At its most basic level, health maintenance is relatively simple: give the body what it needs, don’t let it have too much of what it doesn’t need, and it will run itself. When this simple equation gets out of whack, imbalances occur and the toxins we’re exposed to may not be eliminated quickly or efficiently enough. Just like the gerbil cage or the kitty litter box, our bodies need to be rid of debris every now and then so they’re not saturated with their own wastes. Cleaning out these unhealthy materials — gently, safely and naturally — can result in renewed strength and vitality. When the body is polluted with harmful materials, normal physiological mechanisms become impaired or dangerously disrupted, eventually resulting in chronic illness. The capacity of the body to absorb and distribute nutrients becomes limited and the body’s ability to heal itself is severely degraded.

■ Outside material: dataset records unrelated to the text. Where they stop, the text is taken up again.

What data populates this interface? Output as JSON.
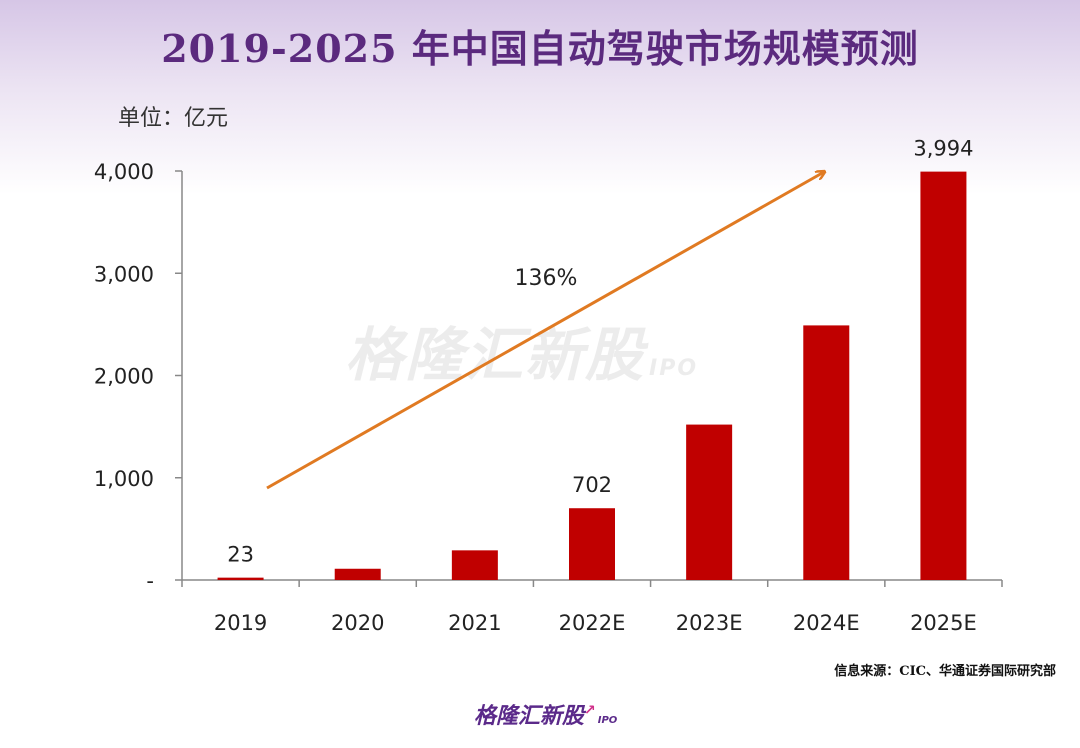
{
  "title": "2019-2025 年中国自动驾驶市场规模预测",
  "unit_label": "单位：亿元",
  "source": "信息来源：CIC、华通证券国际研究部",
  "watermark": "格隆汇新股",
  "watermark_sub": "IPO",
  "logo": "格隆汇新股",
  "logo_sub": "IPO",
  "colors": {
    "bar": "#c00000",
    "arrow": "#e07a22",
    "title": "#5b2a7e"
  },
  "chart_data": {
    "type": "bar",
    "categories": [
      "2019",
      "2020",
      "2021",
      "2022E",
      "2023E",
      "2024E",
      "2025E"
    ],
    "values": [
      23,
      110,
      290,
      702,
      1520,
      2490,
      3994
    ],
    "data_labels": [
      "23",
      "",
      "",
      "702",
      "",
      "",
      "3,994"
    ],
    "ylim": [
      0,
      4000
    ],
    "yticks": [
      0,
      1000,
      2000,
      3000,
      4000
    ],
    "ytick_labels": [
      "-",
      "1,000",
      "2,000",
      "3,000",
      "4,000"
    ],
    "annotation": "136%",
    "grid": false,
    "legend": "none"
  }
}
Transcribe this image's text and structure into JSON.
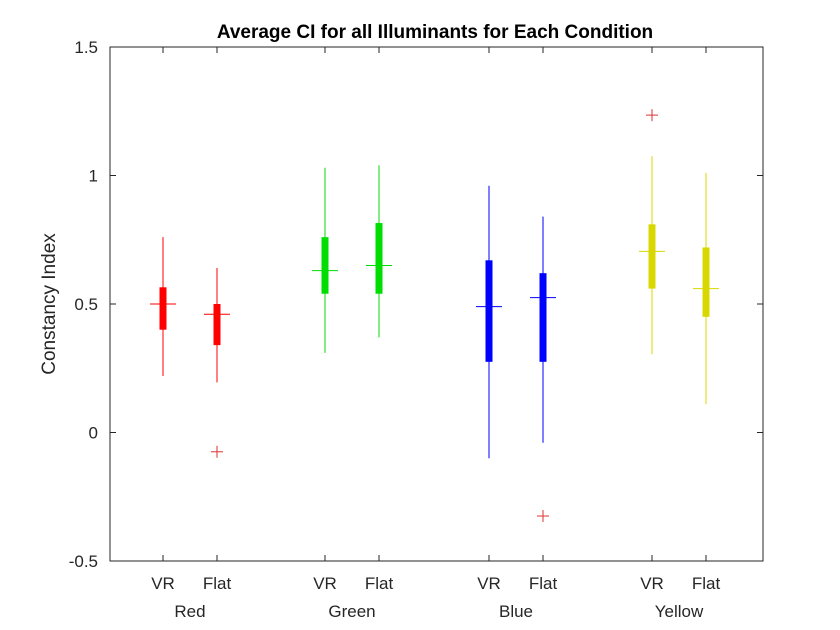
{
  "chart_data": {
    "type": "box",
    "title": "Average CI for all Illuminants for Each Condition",
    "ylabel": "Constancy Index",
    "xlabel": "",
    "ylim": [
      -0.5,
      1.5
    ],
    "yticks": [
      "-0.5",
      "0",
      "0.5",
      "1",
      "1.5"
    ],
    "ytick_values": [
      -0.5,
      0,
      0.5,
      1,
      1.5
    ],
    "grid": false,
    "groups": [
      {
        "name": "Red",
        "color": "#ff0000",
        "boxes": [
          {
            "label": "VR",
            "whisker_low": 0.22,
            "q1": 0.4,
            "median": 0.5,
            "q3": 0.565,
            "whisker_high": 0.76,
            "outliers": []
          },
          {
            "label": "Flat",
            "whisker_low": 0.195,
            "q1": 0.34,
            "median": 0.46,
            "q3": 0.5,
            "whisker_high": 0.64,
            "outliers": [
              -0.075
            ]
          }
        ]
      },
      {
        "name": "Green",
        "color": "#00dd00",
        "boxes": [
          {
            "label": "VR",
            "whisker_low": 0.31,
            "q1": 0.54,
            "median": 0.63,
            "q3": 0.76,
            "whisker_high": 1.03,
            "outliers": []
          },
          {
            "label": "Flat",
            "whisker_low": 0.37,
            "q1": 0.54,
            "median": 0.65,
            "q3": 0.815,
            "whisker_high": 1.04,
            "outliers": []
          }
        ]
      },
      {
        "name": "Blue",
        "color": "#0000ff",
        "boxes": [
          {
            "label": "VR",
            "whisker_low": -0.1,
            "q1": 0.275,
            "median": 0.49,
            "q3": 0.67,
            "whisker_high": 0.96,
            "outliers": []
          },
          {
            "label": "Flat",
            "whisker_low": -0.04,
            "q1": 0.275,
            "median": 0.525,
            "q3": 0.62,
            "whisker_high": 0.84,
            "outliers": [
              -0.325
            ]
          }
        ]
      },
      {
        "name": "Yellow",
        "color": "#d8d800",
        "boxes": [
          {
            "label": "VR",
            "whisker_low": 0.305,
            "q1": 0.56,
            "median": 0.705,
            "q3": 0.81,
            "whisker_high": 1.075,
            "outliers": [
              1.235
            ]
          },
          {
            "label": "Flat",
            "whisker_low": 0.11,
            "q1": 0.45,
            "median": 0.56,
            "q3": 0.72,
            "whisker_high": 1.01,
            "outliers": []
          }
        ]
      }
    ],
    "outlier_color": "#dd3333"
  }
}
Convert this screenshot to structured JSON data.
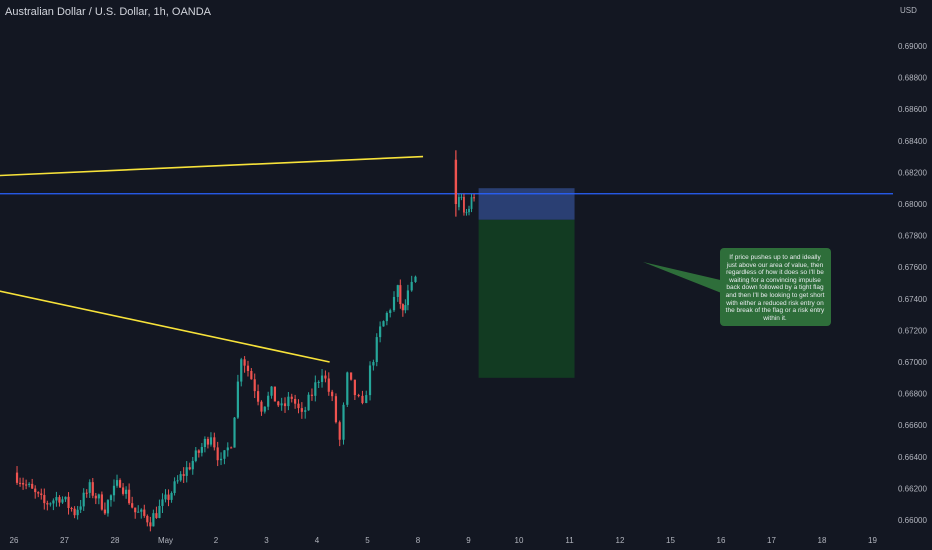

Of course, prevention and clean living are the first choices, but what if the damage is done and your body is littered with noxious molecules? There’s a practical, uncomplicated answer — just detoxify.
Defining Detoxification
Detoxification is not a specific process of physiology, which can make it somewhat difficult to define. However, the indications of a need to detoxify are well known, the practical techniques are well understood, and we know when the process has been accomplished because the symptoms go away, people feel better, and clinical and laboratory signs of disease improve.
First, let’s clarify a couple of terms.
Toxin: A poisonous substance that is a specific product of the metabolic activities of a living organism. A toxin usually is chemically unstable, notably noxious when introduced into the tissues and typically capable of inducing antibody formation (for example, in the case of bee venom). Toxins are just about anything that shouldn’t have been there in the first place or else they’re an accumulation of normal body byproducts that haven’t been eliminated.
Toxicity: From the natural healing point of view, this means the body is overloaded with harmful substances that will impair its natural ability to heal itself.